Irokawa was born in 1925 and graduated from the Department of National History at the University of Tokyo in 1948, just a few years after his country surrendered unconditionally after massive wartime destruction, including detonation of two atomic bombs over Japanese cities. Subsequently he became Professor of Japanese History at Tokyo University of Economics and has been a major force in Japanese history. He served in the Imperial Navy and developed an intense skepticism about Japanese pre-war thought. The nation’s authoritarian rulers and their record of militarism and repression shaped him as a radical. He came to view Japanese history after 1868 as an evolving social
and political system imposed from the top down with little regard for the lives, needs, and “culture” of ordinary people. Especially culpable in his eyes was the “emperor system” claimed as a “spiritual structure”
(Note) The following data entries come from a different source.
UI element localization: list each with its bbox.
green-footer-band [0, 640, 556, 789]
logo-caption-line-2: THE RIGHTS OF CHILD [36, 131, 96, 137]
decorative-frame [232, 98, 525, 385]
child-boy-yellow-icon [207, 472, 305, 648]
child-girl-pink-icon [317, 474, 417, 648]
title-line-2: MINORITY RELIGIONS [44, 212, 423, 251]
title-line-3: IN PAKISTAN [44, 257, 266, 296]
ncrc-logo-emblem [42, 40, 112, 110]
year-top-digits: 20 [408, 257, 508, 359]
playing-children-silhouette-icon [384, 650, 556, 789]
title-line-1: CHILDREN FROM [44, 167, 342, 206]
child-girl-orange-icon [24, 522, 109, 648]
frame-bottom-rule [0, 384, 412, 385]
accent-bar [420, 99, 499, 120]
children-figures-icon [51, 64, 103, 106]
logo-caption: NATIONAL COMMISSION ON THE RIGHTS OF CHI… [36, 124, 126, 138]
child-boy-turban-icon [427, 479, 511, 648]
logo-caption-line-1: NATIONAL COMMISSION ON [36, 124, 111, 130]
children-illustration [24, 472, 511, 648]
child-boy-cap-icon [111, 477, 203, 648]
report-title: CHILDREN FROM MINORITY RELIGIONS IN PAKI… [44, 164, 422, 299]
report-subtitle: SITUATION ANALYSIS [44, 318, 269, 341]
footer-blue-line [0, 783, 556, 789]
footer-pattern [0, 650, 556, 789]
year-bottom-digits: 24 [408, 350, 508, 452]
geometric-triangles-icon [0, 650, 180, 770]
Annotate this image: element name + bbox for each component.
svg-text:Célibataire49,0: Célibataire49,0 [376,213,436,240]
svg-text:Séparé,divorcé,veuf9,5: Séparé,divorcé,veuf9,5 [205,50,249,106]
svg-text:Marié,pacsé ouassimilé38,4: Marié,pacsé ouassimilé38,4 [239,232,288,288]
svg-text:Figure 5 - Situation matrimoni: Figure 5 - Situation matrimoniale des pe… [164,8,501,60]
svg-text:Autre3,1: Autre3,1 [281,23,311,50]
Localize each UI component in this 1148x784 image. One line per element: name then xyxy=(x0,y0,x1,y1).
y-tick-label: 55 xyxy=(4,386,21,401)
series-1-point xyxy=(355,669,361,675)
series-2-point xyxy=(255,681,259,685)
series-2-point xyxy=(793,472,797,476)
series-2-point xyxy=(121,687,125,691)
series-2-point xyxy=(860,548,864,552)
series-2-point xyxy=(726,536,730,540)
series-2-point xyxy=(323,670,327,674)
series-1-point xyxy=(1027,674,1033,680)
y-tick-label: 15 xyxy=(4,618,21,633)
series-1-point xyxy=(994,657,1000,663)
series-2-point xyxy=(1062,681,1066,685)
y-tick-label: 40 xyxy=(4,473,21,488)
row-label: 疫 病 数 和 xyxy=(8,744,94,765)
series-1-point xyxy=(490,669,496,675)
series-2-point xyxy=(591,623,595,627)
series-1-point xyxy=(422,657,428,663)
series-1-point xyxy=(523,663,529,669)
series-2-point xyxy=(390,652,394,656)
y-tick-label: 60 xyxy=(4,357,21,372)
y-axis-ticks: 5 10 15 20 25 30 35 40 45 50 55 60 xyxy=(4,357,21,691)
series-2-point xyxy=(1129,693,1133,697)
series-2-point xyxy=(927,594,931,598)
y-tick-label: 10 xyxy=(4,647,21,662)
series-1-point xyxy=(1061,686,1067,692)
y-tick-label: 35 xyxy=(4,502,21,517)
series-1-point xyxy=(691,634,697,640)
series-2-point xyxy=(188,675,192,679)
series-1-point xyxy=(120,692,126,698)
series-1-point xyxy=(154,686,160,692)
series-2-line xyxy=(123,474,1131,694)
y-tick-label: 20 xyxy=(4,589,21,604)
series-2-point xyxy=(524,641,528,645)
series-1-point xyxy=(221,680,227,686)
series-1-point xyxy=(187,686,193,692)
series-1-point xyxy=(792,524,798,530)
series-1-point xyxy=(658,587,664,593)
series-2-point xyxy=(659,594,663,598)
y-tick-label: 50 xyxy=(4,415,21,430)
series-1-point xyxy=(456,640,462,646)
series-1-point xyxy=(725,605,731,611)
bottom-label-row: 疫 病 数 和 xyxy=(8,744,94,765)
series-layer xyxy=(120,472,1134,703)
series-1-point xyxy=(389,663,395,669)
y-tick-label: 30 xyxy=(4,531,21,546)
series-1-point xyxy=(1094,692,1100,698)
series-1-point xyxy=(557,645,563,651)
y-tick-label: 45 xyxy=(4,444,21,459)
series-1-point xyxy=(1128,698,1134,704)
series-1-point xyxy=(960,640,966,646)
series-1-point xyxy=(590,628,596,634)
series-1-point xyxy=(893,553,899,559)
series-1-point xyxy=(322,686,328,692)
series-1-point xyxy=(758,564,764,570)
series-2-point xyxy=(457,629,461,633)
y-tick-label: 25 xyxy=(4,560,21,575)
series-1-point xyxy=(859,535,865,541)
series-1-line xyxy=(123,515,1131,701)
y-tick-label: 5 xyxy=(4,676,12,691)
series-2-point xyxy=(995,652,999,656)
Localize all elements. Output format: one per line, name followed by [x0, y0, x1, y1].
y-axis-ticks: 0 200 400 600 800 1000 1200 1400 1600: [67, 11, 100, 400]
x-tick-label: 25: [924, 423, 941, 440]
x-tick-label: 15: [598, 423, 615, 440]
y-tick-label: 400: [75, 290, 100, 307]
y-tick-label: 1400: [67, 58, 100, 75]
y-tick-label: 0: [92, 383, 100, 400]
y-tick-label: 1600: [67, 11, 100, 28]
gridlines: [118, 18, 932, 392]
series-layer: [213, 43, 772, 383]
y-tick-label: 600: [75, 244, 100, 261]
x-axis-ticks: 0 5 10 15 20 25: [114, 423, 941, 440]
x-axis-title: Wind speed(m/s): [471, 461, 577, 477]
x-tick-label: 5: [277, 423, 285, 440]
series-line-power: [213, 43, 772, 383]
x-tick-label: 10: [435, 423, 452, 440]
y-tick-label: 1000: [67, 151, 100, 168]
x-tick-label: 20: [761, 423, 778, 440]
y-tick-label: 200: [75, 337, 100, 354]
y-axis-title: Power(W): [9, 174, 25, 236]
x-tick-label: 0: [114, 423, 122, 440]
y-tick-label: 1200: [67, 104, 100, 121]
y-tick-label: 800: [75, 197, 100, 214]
that came to prevail after Japan was launched on a program of modernization: “Meiji liberated the natural talents of the Japanese people … On the other hand, it also gave birth to desperate farming villages, to shockingly uncivilized conditions among the urban poor, and to the emperor system … Its poison invaded the body of the masses to form a deeply rooted slave mentality” (19). The spirit of doubt and criticism he cultivated also included as a target the slavish acceptance of Western culture, which he believed had penetrated the hinterland and damaged Japanese consciousness. He rejected the prevailing fashion of Marxism:
I wrote this work … in the fall of 1969 when the concept of ‘people’s history’ had yet to win acceptance among Japanese historians. The hold of Marxism was still so strong then that it fettered most of us and stiﬂed scholarly creativity. Most of us were trying to explain our nation’s past from the material base of society by studying land ownership and other economic relationships, or else through a thesis of class conﬂict … between ruling elites and opposition leaders.